In 2015 is art. 4:2 van het Algemeen inkomensbesluit socialezekerheidswetten gewijzigd met onder meer het doel om niet langer mogelijk te maken dat gemeenten een IOAW-gerechtigde zouden kunnen verplichten om hun 2-pijler-pensioen eerder te laten ingaan (Stb. 2015, 43). De IOAW is een uitkering die maximaal kan worden genoten totdat de werkloze werknemer de AOW-leeftijd heeft bereikt. Uitstel van pensioen tot na de AOW-leeftijd daarom niet leiden tot een overeenkomstig langer doorlopen van een IOAW-uitkering. De IOAW stopt hoe dan ook bij het bereiken van de AOW-leeftijd.

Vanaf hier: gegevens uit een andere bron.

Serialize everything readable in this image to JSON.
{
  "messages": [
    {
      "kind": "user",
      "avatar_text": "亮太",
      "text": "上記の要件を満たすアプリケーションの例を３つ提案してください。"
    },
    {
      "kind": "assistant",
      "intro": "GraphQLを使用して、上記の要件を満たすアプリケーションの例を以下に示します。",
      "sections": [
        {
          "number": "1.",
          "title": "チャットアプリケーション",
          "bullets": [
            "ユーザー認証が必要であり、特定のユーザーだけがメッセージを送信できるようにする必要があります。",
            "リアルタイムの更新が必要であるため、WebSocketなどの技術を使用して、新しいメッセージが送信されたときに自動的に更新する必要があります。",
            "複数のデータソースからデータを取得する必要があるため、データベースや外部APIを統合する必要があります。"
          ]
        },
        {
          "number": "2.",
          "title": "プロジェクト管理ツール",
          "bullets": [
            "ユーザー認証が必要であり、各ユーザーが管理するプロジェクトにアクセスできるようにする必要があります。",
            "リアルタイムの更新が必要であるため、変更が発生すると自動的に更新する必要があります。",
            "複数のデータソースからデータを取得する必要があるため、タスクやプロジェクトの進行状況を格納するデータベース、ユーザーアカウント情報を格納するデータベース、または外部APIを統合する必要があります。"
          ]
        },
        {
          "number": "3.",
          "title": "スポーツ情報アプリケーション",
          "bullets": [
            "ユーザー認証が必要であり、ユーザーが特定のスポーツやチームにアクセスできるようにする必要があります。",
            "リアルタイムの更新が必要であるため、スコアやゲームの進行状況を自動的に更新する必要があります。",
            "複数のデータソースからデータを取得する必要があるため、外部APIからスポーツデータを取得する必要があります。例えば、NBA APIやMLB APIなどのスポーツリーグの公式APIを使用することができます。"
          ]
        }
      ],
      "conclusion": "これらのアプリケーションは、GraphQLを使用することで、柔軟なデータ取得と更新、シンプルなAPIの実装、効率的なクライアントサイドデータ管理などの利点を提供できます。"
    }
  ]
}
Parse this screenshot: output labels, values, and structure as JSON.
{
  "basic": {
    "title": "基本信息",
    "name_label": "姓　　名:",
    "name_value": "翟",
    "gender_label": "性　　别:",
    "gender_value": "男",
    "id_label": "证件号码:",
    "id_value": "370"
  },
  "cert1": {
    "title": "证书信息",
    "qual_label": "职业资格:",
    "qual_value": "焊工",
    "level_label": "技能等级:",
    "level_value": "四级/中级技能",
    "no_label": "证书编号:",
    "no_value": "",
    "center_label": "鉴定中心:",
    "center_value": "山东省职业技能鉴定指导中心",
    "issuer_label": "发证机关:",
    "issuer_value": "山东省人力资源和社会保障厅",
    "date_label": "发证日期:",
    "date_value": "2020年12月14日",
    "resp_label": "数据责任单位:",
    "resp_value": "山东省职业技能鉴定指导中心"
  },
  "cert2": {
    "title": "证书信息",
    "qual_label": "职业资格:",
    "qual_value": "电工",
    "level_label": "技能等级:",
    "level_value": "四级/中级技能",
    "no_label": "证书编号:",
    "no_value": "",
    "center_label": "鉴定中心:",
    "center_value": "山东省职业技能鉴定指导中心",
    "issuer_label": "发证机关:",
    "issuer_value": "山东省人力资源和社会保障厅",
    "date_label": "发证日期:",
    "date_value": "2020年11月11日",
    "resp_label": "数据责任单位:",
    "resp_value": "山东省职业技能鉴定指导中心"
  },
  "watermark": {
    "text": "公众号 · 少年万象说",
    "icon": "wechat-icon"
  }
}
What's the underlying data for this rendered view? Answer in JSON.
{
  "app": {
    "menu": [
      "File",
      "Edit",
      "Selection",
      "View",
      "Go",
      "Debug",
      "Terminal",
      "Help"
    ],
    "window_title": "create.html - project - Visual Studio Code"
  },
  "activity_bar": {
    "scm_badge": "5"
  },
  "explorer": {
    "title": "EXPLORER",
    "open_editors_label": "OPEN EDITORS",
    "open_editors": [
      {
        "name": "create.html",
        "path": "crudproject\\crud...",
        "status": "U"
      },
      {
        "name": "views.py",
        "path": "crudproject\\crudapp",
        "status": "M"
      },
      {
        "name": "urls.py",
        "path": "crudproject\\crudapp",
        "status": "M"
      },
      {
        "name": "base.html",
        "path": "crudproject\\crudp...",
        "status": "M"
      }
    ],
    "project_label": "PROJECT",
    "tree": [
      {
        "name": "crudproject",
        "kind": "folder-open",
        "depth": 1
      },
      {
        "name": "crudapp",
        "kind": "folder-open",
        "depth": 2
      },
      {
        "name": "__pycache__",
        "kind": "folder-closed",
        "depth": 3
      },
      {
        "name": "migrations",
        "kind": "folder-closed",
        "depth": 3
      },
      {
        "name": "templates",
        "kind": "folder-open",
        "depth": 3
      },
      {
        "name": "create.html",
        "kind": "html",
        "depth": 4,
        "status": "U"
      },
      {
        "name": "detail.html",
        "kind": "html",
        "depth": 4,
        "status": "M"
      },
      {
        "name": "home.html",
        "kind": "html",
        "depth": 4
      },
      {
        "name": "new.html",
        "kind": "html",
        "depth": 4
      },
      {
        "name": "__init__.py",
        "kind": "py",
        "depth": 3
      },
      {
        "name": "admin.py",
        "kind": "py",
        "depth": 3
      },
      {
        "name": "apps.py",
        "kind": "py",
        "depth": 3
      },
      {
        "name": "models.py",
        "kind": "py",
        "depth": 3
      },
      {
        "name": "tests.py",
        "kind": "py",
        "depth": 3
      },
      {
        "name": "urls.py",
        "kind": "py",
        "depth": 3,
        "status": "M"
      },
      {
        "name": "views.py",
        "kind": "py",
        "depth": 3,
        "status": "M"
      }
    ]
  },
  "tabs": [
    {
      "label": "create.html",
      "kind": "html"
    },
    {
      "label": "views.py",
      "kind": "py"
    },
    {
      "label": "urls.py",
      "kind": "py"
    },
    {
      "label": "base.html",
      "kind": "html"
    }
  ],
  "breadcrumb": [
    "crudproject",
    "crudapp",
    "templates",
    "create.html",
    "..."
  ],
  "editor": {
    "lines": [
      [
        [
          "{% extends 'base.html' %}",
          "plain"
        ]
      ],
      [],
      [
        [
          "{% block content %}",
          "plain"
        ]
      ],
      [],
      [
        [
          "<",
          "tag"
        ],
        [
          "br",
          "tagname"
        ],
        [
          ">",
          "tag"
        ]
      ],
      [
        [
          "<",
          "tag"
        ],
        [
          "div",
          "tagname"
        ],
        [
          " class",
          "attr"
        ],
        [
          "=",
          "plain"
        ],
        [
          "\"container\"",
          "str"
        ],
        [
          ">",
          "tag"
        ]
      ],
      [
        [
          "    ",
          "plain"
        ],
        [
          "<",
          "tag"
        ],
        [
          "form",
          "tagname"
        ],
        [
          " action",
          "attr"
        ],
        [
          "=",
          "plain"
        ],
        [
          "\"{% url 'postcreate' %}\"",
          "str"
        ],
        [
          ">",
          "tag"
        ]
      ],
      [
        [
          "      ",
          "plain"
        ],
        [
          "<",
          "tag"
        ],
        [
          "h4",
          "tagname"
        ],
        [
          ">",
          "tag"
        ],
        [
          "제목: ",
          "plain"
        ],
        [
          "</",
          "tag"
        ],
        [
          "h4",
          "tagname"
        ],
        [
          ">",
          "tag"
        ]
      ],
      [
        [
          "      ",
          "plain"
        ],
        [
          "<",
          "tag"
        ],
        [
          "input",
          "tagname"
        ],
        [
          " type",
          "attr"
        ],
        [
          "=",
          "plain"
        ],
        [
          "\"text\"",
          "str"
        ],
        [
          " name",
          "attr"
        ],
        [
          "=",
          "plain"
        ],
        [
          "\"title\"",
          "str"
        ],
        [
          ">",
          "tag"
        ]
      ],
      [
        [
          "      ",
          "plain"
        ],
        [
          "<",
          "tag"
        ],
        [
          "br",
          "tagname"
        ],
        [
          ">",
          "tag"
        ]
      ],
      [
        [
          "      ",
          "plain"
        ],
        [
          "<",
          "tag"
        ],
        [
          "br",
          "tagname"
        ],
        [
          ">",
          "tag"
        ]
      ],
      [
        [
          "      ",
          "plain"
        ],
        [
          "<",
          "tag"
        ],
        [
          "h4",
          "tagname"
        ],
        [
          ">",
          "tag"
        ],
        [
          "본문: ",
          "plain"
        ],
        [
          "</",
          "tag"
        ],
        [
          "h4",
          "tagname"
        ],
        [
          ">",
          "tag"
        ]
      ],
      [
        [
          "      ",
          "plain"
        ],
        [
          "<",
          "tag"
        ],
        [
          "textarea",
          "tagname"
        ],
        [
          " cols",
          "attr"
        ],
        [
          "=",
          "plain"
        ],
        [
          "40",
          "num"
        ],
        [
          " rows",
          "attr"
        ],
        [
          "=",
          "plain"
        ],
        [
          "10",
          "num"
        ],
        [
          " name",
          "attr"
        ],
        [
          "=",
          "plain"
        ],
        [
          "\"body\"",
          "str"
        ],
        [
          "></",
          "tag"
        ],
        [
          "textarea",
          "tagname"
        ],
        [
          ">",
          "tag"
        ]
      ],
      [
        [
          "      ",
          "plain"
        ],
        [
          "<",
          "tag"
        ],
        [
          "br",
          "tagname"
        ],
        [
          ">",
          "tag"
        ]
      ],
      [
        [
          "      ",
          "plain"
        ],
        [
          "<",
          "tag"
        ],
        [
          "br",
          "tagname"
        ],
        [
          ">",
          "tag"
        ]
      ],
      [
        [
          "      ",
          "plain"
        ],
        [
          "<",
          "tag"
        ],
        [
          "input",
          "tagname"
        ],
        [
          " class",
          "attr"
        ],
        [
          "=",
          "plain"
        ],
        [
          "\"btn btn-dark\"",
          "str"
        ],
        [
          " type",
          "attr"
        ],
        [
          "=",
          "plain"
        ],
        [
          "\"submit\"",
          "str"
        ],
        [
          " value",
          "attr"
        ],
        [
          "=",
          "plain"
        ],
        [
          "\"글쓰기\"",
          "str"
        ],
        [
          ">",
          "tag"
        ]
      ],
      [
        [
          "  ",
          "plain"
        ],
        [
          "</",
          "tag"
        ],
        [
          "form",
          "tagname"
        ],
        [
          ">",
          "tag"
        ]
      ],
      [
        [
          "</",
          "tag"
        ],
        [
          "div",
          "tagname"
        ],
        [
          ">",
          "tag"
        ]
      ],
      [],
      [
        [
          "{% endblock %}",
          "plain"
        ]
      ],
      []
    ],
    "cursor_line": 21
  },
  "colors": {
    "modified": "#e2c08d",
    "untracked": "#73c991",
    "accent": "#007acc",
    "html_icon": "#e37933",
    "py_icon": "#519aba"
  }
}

Het Algemeen inkomensbesluit socialezekerheidswetten is niet van toepassing op bijstandsuitkeringen, krachtens de Participatiewet.
Voor de bijstand geldt dat in principe niet alleen rekening gehouden wordt met alle middelen waarover men daadwerkelijk beschikt, maar ook die waarover men redelijkerwijs kan beschikken. Op grond van art. 15 lid 2 onder a PW en art. 31 lid 6 onder a PW kan een bijstandsgerechtigde echter niet verplicht worden om gebruik te maken van mogelijkheden om zijn 2e-pijlerpensioen naar voren te halen, zolang hij de AOW-leeftijd nog niet heeft bereikt. De bijstandsgerechtigde die de AOW-leeftijd wel al heeft bereikt (en kennelijk vanwege een AOW-tekort nog steeds bijstand nodig heeft), kan wel verplicht worden om zijn pensioen te laten ingaan.